US agrees to return French detainees

The United States has agreed to return to France the last three French detainees held at the US Naval base at Guantanamo Bay, …

The United States has agreed to return to France the last three French detainees held at the US Naval base at Guantanamo Bay, in Cuba.

The French Foreign Ministry, however, said talk of a deal was premature.

French judicial officials, speaking on condition of anonymity, said the agreement was reached to coincide with US Secretary of State Condoleezza Rice's visit to Paris for yesterday's talks with President Jacques Chirac.

The date of the handover of Mustaq Ali Patel, Ridouane Khalid and Khaled Ben Mustafa has not been fixed, but their return is expected soon, the judicial officials said.

READ MORE

"Things are headed in the right direction, and we are now discussing the details," said William Bourdon, an attorney for Ali Patel, who has both French and Indian nationality.

The judicial officials said the three were expected to go before French judges, and they could be held pending investigation under the preliminary charge of "criminal association with a terrorist enterprise" - a charge often used in such cases in France.

Khalid's brothers, Djamel and Zinedine, are already being investigated in France on suspicion of involvement in the robbery of more than $1.28 million to finance terrorism.
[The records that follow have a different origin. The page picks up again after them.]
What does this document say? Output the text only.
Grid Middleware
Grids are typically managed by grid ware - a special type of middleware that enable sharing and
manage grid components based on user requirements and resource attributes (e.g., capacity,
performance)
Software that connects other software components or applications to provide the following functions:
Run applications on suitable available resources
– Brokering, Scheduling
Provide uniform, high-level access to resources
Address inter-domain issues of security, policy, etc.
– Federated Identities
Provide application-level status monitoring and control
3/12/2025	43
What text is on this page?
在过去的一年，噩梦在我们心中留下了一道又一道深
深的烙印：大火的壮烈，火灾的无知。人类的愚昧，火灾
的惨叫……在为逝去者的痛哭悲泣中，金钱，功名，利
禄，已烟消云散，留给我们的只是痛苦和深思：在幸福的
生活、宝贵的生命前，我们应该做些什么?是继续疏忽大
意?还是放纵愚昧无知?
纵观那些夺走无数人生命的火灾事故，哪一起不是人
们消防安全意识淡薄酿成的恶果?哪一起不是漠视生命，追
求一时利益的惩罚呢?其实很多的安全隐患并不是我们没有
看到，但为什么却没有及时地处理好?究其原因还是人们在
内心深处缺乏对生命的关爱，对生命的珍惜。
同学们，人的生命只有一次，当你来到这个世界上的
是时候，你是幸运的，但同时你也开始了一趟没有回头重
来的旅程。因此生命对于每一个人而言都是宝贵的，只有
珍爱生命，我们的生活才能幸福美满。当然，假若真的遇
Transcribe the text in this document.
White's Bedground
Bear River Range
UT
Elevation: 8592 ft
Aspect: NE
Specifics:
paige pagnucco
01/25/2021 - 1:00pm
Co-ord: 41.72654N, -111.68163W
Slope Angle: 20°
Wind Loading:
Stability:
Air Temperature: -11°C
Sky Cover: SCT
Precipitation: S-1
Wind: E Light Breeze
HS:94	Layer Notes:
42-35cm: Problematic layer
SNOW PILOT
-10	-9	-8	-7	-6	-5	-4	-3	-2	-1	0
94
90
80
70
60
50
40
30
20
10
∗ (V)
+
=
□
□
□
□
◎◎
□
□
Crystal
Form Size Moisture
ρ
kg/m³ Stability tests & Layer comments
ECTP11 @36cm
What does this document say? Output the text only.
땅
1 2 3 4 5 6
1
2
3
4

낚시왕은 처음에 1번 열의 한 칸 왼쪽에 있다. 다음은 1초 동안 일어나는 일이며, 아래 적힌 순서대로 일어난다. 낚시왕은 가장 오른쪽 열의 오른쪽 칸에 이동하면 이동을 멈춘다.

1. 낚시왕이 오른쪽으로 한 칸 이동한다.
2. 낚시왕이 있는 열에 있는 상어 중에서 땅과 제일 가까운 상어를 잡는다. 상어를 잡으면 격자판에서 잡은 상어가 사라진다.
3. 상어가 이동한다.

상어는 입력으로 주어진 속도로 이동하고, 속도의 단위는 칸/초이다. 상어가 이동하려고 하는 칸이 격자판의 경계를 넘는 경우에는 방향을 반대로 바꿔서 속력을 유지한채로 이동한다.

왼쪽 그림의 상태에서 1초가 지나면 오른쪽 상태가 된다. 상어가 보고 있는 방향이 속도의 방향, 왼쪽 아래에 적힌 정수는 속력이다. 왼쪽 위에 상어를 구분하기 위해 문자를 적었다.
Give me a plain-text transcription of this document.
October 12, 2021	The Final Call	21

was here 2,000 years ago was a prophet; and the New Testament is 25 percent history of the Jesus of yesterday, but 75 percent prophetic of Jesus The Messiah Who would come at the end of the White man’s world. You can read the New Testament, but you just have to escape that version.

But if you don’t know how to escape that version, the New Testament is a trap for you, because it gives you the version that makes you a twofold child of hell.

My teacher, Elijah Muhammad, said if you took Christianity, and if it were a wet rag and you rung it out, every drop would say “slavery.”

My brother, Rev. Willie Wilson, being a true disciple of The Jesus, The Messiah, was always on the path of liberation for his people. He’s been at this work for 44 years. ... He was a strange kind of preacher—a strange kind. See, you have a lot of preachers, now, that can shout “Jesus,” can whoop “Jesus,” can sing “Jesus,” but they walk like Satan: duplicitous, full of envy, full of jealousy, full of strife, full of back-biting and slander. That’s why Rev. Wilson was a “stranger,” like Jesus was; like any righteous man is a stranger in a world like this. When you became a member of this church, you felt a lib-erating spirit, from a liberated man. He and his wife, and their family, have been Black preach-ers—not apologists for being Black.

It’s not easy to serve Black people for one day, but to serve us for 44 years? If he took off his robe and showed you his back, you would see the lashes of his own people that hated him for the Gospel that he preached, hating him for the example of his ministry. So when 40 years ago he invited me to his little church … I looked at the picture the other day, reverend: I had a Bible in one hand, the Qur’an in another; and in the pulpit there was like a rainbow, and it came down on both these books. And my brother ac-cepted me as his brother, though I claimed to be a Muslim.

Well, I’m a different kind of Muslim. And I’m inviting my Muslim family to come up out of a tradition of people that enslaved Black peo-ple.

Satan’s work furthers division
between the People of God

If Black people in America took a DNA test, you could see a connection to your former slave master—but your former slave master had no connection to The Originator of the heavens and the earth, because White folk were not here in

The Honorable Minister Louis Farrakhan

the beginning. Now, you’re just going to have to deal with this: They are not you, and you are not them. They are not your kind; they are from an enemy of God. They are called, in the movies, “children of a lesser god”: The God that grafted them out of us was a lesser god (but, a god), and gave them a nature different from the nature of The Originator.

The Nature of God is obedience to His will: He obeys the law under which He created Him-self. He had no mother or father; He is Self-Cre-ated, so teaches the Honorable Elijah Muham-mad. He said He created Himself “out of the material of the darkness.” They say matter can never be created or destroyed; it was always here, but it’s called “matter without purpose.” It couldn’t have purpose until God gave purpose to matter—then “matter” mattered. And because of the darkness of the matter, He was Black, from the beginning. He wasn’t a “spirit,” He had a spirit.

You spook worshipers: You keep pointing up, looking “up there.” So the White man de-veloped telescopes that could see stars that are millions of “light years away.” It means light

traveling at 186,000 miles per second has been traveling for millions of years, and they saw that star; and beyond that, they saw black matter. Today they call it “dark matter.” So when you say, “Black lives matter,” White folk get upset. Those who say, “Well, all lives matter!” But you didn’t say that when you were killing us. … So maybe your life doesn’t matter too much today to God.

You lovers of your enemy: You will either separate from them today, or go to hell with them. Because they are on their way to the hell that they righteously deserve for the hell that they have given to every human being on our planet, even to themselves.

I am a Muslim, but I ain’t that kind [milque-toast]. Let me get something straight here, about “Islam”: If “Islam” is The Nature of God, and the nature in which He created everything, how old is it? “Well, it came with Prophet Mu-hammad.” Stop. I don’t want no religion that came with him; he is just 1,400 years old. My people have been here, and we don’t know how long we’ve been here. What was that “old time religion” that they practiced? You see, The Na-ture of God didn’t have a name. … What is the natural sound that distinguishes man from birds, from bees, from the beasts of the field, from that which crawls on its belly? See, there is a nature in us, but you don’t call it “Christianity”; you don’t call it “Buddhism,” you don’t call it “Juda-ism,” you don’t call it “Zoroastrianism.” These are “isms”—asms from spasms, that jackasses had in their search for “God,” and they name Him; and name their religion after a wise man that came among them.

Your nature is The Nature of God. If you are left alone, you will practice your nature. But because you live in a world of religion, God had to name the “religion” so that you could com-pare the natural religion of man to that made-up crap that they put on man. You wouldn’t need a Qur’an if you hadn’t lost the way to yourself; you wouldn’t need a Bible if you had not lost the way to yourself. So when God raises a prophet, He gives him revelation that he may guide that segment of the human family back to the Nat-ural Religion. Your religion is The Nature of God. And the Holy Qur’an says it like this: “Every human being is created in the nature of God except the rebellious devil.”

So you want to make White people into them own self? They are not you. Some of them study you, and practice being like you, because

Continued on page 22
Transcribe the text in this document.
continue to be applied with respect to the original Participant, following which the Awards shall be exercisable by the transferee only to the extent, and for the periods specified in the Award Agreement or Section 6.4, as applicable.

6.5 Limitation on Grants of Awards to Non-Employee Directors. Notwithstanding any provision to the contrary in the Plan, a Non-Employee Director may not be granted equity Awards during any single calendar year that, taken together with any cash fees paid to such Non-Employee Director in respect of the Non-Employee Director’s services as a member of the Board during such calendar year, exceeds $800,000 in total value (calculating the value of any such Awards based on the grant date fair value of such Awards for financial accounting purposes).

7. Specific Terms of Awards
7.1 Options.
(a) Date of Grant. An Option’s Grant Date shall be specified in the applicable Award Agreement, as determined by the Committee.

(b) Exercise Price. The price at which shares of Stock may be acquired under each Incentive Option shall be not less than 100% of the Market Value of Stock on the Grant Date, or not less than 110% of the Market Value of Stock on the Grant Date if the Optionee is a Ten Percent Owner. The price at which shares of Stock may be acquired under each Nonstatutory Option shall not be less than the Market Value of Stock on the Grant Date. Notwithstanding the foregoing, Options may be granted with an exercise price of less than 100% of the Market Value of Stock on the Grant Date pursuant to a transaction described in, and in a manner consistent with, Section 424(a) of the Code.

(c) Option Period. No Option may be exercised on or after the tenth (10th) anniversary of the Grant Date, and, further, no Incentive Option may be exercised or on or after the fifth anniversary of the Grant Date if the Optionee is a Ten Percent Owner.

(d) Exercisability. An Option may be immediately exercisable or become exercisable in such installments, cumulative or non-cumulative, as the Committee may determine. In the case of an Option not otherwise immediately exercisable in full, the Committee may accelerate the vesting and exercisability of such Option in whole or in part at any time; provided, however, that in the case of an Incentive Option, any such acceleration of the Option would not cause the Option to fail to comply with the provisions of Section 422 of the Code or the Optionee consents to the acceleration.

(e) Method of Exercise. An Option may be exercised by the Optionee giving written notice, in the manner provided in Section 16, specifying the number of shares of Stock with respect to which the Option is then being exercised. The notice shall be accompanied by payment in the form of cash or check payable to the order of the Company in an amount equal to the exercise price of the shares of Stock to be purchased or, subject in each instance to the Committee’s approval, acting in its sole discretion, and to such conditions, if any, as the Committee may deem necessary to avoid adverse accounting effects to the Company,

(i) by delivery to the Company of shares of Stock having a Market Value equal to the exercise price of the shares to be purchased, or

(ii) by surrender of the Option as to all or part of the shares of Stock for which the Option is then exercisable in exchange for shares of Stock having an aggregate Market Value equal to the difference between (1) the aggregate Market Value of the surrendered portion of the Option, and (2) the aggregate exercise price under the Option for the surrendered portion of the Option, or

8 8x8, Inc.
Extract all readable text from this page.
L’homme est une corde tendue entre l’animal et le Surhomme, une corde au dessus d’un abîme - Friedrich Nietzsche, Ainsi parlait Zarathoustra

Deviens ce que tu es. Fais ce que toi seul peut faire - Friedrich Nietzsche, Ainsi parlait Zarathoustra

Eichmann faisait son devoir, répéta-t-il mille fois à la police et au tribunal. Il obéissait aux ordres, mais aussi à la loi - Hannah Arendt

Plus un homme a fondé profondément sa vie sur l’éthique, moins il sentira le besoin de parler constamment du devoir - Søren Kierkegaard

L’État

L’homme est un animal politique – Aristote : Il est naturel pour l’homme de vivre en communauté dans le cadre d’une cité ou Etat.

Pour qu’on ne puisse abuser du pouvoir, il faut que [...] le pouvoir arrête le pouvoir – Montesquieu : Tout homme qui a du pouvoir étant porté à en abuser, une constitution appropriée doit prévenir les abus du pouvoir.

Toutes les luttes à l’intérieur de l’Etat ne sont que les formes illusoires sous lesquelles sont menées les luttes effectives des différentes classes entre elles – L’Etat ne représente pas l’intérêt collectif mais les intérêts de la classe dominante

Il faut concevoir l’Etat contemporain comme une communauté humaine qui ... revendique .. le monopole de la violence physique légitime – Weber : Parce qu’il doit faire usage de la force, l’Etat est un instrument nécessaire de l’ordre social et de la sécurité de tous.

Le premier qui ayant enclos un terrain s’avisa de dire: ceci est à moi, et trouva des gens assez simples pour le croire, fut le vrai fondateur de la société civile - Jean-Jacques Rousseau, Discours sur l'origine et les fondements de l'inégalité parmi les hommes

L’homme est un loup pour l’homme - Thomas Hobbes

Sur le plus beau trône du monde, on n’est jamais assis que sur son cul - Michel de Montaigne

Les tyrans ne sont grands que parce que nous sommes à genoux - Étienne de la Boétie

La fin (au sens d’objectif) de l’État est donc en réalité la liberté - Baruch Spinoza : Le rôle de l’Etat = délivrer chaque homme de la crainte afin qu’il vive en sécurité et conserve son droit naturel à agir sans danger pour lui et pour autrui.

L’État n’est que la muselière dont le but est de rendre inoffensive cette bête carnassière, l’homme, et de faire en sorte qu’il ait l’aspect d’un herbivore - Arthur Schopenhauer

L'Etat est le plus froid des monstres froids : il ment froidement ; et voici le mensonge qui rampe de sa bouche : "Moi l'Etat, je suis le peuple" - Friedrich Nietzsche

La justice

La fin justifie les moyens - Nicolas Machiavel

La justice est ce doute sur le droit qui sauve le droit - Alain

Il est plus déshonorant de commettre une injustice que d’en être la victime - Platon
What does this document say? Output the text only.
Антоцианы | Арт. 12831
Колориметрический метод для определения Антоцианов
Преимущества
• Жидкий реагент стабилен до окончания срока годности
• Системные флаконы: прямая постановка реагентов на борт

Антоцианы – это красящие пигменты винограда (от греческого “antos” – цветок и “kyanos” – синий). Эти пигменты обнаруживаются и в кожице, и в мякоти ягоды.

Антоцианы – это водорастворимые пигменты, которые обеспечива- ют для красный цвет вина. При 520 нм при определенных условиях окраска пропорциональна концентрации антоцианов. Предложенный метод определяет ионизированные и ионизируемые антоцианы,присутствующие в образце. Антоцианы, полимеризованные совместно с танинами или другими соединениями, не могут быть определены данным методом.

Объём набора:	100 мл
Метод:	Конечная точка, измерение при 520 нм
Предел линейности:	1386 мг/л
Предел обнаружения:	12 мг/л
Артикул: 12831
Zinedine Khalid also is being investigated in a separate investigation into suspected Chechen terrorism.

Judicial officials said Patel's case could present problems, because he does not appear to have links with Islamic militants and was thought to have been in the Pakistan-Afghanistan region for business reasons when he was detained.

Four other French citizens once held at Guantanamo were returned to France in late July. Mourad Benchellali, Imad Kanouni, Nizar Sassi and Brahim Yadel are being held in France as part of an investigation into suspected terror-related networks.

They were captured in the US-led campaign that toppled the hard-line Taliban regime in Afghanistan. Each spent more than two years at Guantanamo, and French authorities had struggled for months to secure their return.

Anti-terrorism judges have also placed them under investigation for "criminal association with a terrorist enterprise."

Investigators suspect they frequented groups that planned terror attacks in Europe. Several of the men confessed to training in military camps where they learned to use explosives and weapons, officials said.

Sassi and Benchellali are also under investigation for using false documents. The two are childhood friends who grew up in a tough suburb outside the southeastern city of Lyon and went to Afghanistan together in June 2001 with stolen passports, officials say. They were arrested in December 2001 and brought to Guantanamo.